If you have access to a TV, computer, or cell phone, you have access to video games.
"I think gaming is ingrained in our culture," said Mark Bombara, an addiction specialist at Holland Hospital's Behavioral Health Services.
He says, for most kids and young adults, playing video games is a normal part of development.
The American Journal of Play lists benefits that include attention, memory, and decision-making.
"If any kid or adult has a balanced lifestyle, any gaming they do is going to be part of a normal life," Bombara explained.
"Where it becomes a problem is when it invades on normal responsibilities and normal life."
The World Health Organization recently named Gaming Disorder as a mental health condition and has a number of characteristics that identifies it.
*Hiding how much one is playing video games
*Not being able to cut down on time spent playing
*Gaming that interferes with daily responsibilities like work or school
*Anxiety when one cannot play
*Withdrawing from others
"We definitely see a lot of kids here that come in with behavioral problems or psychiatric problems and find out they have a struggle with video games," Bombara explained. "Often, it's not what they come in for, but it's part of the problem."
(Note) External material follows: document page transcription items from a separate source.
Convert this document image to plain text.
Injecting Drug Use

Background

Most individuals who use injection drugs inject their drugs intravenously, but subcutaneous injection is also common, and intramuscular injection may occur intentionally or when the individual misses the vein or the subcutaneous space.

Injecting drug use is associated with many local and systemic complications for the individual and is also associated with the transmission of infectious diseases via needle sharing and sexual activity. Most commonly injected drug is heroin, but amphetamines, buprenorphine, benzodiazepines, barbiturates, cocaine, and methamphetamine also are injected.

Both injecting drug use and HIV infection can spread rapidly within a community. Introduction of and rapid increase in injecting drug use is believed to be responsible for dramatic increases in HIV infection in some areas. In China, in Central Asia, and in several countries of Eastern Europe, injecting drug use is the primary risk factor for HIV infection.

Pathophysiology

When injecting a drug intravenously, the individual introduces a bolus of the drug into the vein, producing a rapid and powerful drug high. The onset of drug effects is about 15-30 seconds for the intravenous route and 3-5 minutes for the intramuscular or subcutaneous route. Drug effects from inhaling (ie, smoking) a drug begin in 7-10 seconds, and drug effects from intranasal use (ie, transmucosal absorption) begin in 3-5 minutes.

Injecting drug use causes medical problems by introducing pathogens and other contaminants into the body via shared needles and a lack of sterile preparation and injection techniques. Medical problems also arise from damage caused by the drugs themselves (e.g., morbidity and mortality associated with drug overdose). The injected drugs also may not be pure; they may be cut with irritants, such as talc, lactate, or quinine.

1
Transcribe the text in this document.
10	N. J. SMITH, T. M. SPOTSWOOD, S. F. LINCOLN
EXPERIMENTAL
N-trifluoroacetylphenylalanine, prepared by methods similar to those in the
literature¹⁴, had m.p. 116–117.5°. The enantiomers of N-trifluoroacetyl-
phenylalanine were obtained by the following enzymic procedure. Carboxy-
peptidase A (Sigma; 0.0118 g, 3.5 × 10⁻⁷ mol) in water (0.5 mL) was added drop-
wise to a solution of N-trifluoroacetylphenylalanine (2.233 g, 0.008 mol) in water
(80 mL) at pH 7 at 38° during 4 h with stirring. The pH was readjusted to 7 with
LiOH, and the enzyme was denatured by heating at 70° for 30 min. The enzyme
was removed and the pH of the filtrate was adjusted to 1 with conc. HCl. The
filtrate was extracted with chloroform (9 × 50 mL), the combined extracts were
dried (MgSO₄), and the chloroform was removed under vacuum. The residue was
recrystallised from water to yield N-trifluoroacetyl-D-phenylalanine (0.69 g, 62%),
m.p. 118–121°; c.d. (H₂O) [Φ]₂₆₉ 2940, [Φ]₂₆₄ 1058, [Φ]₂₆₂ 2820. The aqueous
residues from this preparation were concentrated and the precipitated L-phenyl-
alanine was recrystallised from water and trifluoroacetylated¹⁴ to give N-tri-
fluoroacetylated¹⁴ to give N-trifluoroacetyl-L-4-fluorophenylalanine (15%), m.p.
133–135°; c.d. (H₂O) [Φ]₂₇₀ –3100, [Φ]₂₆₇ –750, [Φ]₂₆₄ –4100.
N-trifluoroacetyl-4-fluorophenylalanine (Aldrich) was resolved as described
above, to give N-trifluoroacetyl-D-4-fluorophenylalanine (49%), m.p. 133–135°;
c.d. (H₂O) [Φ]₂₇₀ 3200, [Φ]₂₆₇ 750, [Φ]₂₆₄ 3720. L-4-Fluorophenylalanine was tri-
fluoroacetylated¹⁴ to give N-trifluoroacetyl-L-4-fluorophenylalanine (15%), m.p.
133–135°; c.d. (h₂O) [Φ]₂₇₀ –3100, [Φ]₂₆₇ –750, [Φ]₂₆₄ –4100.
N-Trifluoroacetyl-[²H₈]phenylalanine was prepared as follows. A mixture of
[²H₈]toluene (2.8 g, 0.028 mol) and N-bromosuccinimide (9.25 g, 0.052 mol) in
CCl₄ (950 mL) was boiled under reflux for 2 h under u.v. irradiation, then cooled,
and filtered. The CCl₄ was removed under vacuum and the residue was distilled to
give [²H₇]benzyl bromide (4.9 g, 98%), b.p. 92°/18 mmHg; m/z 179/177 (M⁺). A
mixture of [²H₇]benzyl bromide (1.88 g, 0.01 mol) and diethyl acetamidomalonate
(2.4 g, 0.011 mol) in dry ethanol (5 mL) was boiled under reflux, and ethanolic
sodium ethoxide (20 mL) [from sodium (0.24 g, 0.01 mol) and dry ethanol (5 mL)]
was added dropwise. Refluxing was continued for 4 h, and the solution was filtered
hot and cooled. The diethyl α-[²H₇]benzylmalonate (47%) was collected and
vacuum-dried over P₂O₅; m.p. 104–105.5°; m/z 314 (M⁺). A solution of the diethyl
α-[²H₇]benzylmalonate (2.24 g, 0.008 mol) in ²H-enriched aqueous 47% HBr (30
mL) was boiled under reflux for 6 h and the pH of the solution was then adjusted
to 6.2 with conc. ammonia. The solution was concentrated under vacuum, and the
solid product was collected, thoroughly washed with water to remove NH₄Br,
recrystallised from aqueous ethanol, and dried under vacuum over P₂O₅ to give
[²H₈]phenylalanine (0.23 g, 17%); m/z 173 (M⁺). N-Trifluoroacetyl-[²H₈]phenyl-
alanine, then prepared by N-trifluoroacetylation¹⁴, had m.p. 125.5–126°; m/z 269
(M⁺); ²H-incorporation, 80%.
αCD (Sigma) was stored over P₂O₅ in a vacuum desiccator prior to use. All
Bombara suggests getting ahead of any possible issues.
"You have to have some kind of boundaries and limits to how much time you spend, not just on video-gaming, but technology. Being able to put it down, interact and do other things."
Bombara clarifies that gaming is not as great of a problem as everyone thinks. About one to three percent of gamers will have a significant problem. But, setting those guidelines early on may just be the help someone needs to keep their playing within reason.